# HID 3500 lumen 35W NewComDigi Flashlight



## DavyCrockett (Jul 10, 2010)

Well, the postman tried to deliver this today but didn't leave it because we weren't here. :sick2:

I"ve been waiting for 3 weeks for this and he didn't leave it. 

So will have to wait till Monday. I hope I don't die between now and Monday. 

If I make it, I will leave my comments on it, etc. Wish me luck. 

It'll be my first HID and most powerful night blaster. (Soon I'll publish my 2nd sequel novel and in it, the protagonist will use this same flashlight - against the bad guys of course. So I can hardly wait to get it and use it - to be more knowledgeable about it.)

In the meantime, I read somewhere that the headlight of a car is about 650 lumens. Is this right? I'll have to wait an hour and half for dark and go compare my China P7-C 900 lumens to my headlight.

:thumbsup:


----------



## StarHalo (Jul 10, 2010)

DavyCrockett said:


> So will have to wait till Monday. I hope I don't die between now and Monday.



If you get tired of waiting, you can buy the Stanley HID at your local Wal-Mart for $70..



DavyCrockett said:


> I can hardly wait to get it and use it - to be more knowledgeable about it.



Hope you've got a wide open space somewhere, you won't be able to use it at all in an urban/suburban setting..



DavyCrockett said:


> I read somewhere that the headlight of a car is about 650 lumens. Is this right?
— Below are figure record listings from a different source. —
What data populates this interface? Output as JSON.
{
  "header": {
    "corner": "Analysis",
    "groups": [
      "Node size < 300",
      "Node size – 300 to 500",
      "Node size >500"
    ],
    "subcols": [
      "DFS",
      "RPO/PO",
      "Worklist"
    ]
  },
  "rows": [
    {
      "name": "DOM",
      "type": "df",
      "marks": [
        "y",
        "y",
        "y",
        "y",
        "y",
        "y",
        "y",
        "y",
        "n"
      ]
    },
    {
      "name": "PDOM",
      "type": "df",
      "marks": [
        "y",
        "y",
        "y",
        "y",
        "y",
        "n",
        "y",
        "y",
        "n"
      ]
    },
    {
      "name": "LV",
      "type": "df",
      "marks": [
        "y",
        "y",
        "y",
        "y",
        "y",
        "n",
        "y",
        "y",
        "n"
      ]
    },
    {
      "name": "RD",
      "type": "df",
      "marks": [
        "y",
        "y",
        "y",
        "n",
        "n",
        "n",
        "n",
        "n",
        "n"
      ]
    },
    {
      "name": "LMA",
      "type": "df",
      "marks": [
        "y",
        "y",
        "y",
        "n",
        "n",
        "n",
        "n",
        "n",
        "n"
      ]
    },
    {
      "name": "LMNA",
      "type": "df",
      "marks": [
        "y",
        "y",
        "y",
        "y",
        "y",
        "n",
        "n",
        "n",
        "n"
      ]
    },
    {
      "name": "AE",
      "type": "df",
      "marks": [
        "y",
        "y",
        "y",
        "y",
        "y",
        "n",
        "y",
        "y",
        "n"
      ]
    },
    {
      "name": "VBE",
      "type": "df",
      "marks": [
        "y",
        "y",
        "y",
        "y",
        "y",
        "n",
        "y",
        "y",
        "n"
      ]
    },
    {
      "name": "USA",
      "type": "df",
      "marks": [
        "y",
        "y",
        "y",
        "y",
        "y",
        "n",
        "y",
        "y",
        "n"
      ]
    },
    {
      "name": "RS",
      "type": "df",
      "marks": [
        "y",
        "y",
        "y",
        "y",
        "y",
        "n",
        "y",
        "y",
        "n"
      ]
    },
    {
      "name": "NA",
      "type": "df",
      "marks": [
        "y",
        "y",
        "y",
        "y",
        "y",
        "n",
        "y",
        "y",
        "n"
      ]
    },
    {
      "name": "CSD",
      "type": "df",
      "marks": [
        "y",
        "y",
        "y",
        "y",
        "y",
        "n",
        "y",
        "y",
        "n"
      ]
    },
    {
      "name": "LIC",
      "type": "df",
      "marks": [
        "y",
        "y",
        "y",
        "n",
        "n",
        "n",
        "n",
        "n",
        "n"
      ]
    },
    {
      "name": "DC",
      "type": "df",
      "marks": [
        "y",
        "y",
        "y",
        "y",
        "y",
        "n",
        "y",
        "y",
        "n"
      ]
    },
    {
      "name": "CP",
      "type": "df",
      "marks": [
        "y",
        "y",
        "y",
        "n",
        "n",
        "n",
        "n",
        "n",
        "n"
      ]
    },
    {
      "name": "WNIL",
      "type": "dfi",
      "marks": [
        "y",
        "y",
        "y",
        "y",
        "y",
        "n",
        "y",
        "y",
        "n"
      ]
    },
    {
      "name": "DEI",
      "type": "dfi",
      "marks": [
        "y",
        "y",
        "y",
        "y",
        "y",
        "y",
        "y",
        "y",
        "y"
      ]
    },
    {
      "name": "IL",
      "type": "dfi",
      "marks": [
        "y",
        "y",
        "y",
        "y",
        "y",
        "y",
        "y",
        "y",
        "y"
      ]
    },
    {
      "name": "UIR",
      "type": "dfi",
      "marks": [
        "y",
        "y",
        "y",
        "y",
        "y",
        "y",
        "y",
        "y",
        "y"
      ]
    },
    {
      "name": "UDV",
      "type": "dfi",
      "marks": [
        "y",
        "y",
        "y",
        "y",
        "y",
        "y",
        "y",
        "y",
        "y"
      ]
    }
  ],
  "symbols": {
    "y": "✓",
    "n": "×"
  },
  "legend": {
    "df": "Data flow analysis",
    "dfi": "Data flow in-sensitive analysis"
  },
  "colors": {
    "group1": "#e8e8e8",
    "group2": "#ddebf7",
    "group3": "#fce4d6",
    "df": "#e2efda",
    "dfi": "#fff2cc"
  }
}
More like 500 lumens, but close enough. I like a good ~600 light for walking suburban streets at night, it's like your own personal car headlight.


----------



## DavyCrockett (Jul 10, 2010)

Egads, a reply from the Republik of Kalifornia! :devil:

Too late, I've already shelled out the bucks, and paid shipping.

Yes, good thought...we live high in the Rocky Mts. There's a mountain 400 yards from my deck I want to try it on. We left Kalifornia Light, a year ago (PHoenix) to get out of the big city. :tinfoil: :wave:

More like 500 eh? Then this 900 lumens P7-C should be a fair amount brighter? (I'm not going to say almost twice as bright...this would bring words like logarithmic and the like) 

Thanks for the input. :thumbsup:


----------



## StarHalo (Jul 10, 2010)

DavyCrockett said:


> More like 500 eh? Then this 900 lumens P7-C should be a fair amount brighter?



Most of the budget "900 lumen" P7s aren't that bright at all, probably closer to 600. And a headlight emits all its light in a horizontal spread with a broad hotspot and all the spill off to the side and below, so if your light has a normal beam profile, it may seem a bit dimmer with less spill.


----------



## DavyCrockett (Jul 10, 2010)

"Most of the budget "900 lumen" P7s aren't that bright at all, probably closer to 600... it may seem a bit dimmer with less spill."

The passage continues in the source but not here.